When it arrived, I was also pleased to see that DEAD WOOD is published by Polygon – the same publisher from whom my previous reviews of Allan Guthrie’s Slammer came – so I already had a fairly good idea that this was going to be a great read.

It was – and a surprising one too. Despite the title, I knew nothing of Chris’s book until it arrived on the doormat and, if I’m honest, I was slightly shocked at tone and subject and language that this mild mannered lovely lady lets loose with on the page (it’s clear that she is in good company with Mr Guthrie).
Chris writes great female characters, victims and cops, but she also writes great villains, dealers, pimps and killers, and her scenes of crime, post mortems and conflicts are all handled very well.
The characters are well-rounded and several could easily be seen to transfer into a possible series should she choose to. And talking of series, I always like cheeky references to other authors to make their characters fictional in the ‘real’ world of a new author’s book, so the reference to a character reading the latest Ian Rankin Rebus book was a nice touch.

The tale itself is set in Dundee amongst the world of prostitution and drugs and a serial killer who is leaving his victims in Templeton Woods, believing them to be required as sacrifices to the trees there. The two crime worlds collide when young mother and prostitute Kara heads out to make money to pay a local gangster, Tony, back a debt owed to him and she finds herself in the woods with the killer’s victims – one of whom is Tony’s own daughter.
The Police investigation is headed up by newcomer to the area, Louise Walker and her team, and their search for the killer and involvement with Kara’s children who are taken into care is all handled with care and skill right through to the closing pages.

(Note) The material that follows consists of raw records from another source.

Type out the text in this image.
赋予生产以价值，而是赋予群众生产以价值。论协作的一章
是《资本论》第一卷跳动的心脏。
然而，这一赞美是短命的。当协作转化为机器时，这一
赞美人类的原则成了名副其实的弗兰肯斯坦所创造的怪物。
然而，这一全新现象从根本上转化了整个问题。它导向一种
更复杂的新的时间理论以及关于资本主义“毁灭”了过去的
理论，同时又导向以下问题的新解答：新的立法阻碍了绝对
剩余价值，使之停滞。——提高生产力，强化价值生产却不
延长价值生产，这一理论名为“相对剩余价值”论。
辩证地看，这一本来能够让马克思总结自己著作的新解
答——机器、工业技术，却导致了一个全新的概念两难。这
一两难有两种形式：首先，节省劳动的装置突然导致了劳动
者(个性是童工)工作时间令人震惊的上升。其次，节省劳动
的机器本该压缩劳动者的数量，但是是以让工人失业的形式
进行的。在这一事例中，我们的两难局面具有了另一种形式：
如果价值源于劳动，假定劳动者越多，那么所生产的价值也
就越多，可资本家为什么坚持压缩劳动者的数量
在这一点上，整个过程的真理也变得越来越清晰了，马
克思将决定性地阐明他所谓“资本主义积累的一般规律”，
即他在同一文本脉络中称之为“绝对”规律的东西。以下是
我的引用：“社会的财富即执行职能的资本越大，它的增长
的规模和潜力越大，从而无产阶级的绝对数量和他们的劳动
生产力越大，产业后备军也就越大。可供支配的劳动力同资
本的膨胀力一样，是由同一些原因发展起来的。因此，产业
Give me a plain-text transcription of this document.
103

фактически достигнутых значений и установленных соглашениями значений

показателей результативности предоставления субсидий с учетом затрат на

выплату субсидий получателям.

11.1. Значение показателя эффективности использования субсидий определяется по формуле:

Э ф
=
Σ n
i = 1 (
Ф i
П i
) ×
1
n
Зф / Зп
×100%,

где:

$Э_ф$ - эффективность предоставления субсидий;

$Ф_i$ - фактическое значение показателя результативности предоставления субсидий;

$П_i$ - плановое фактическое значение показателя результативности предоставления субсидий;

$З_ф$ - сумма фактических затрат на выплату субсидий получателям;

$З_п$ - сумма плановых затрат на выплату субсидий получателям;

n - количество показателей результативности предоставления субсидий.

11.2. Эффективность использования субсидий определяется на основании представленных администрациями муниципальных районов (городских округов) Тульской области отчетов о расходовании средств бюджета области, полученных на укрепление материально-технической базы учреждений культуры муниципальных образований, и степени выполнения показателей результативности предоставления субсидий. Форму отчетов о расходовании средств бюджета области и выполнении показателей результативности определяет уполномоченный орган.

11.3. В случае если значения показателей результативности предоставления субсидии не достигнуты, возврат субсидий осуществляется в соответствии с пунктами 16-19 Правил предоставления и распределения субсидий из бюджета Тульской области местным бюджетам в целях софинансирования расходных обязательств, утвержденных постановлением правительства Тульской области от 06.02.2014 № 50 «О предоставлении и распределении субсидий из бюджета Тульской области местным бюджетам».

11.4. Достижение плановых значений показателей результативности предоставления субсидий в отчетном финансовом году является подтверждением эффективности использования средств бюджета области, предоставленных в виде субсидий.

My favourite scene in the whole book has to be where a character has spotted the killer within a room and runs screaming away – but it’s a room full of all the possible suspects, leaving the Police and the reader scratching heads as to which one of them it may have been.

An excellent police procedural but a lot more besides – I really hope it’s not long before the next book comes along from Chris. I would certainly buy a copy and would highly recommend DEAD WOOD.